For the past few months, Main Street Highland Park (MSHP) and the Highland Park Redevelopment Agency (HPRA) have been having conversations about how to redevelop the Raritan Avenue vacant lots next to Main Street’s building, as well as the Main Street building lot itself. The goal would be to bring energy and vitality to the downtown with a public square and a market/community arts building.
MSHP’s Design Committee Chair James Nichols, AIA from Main Street Highland Park first presented Main Street’s concept for redevelopment to the Highland Park Redevelopment Agency on December 3, 2015. Since that time Main Street and HPRA have been establishing criteria and figuring out how to take this project to the next step. According to MSHP’s executive director, “in the ongoing redevelopment and revitalization of our downtown, a public square and gathering space is an extremely important piece of the puzzle. Not only could this space provide a permanent home for our hugely successful Farmers Market, Christmas tree and menorah lightings, outdoor movie nights, but it could also provide a space for music performances, art exhibits, impromptu games, outdoor picnics, and more.

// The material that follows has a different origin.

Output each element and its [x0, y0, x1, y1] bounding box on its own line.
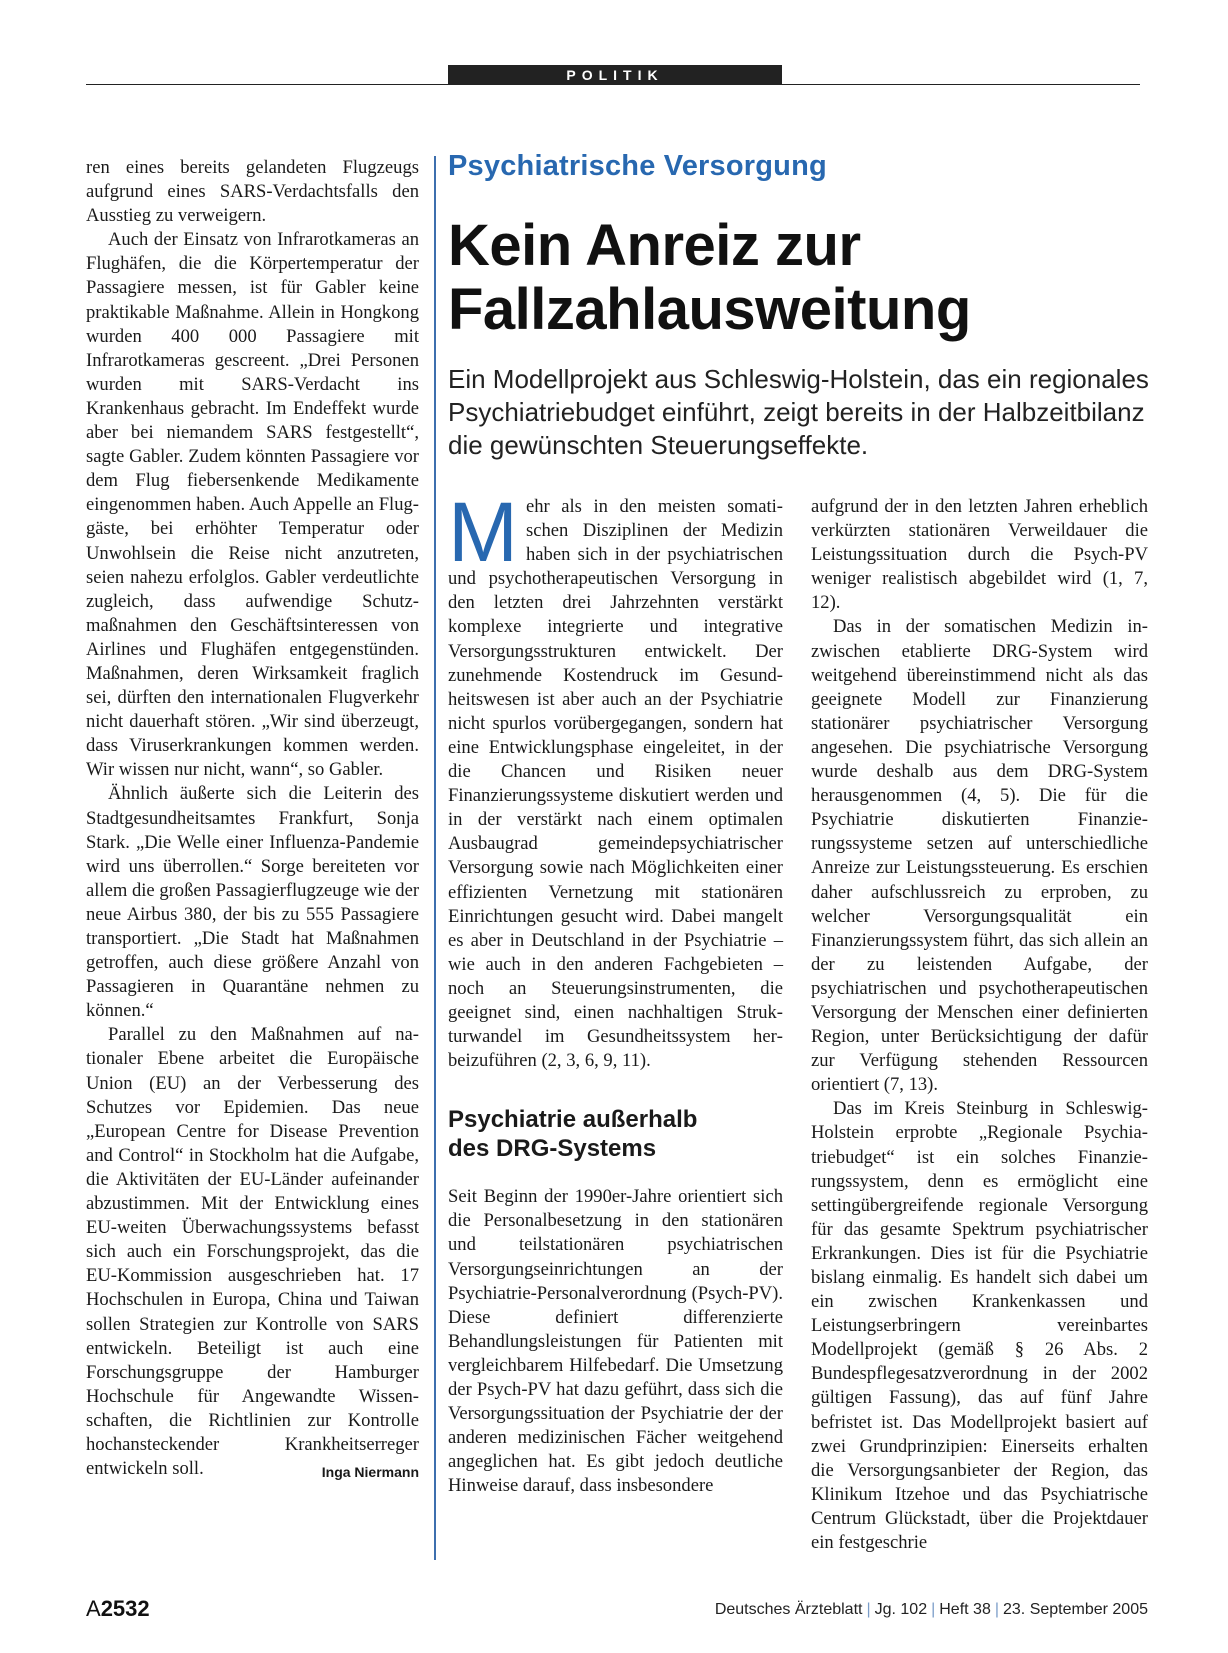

Mr. Nichols in December presented a concept for developing the parking lot (222 Raritan), the old Senior Center lot (218 Raritan) and the facility currently used by Main Street (212 Raritan) into a public square and market/community Arts Center. What followed that initial presentation was strategic planning on how arrange revenue generating developments that could amortize the construction of a market/arts building and square while simultaneously creating amenities for the community
Most of the feedback from the Redevelopment Agency has been very positive about having a public square and a community building. However, members expressed skepticism as to whether a developer would be satisfied with the suggested amount of market rate housing. As Rebecca Hersh has indicated, that was the goal of the presentation: to consider the nuances and what hurdles have to overcome.
“That’s why the concept we presented to the Redevelopment Agency was more than a potential real estate development. It is an initiation of the discussion of what it would take to realize the desires and needs of our community,” she said.
The Redevelopment Agency members agreed that public activity should continue to occur in the space. The sentiment that resonated with everyone was the need for a quality public space that could be used to formalize those activities, boost the pedestrian experience and provide an obvious place of gathering to the town.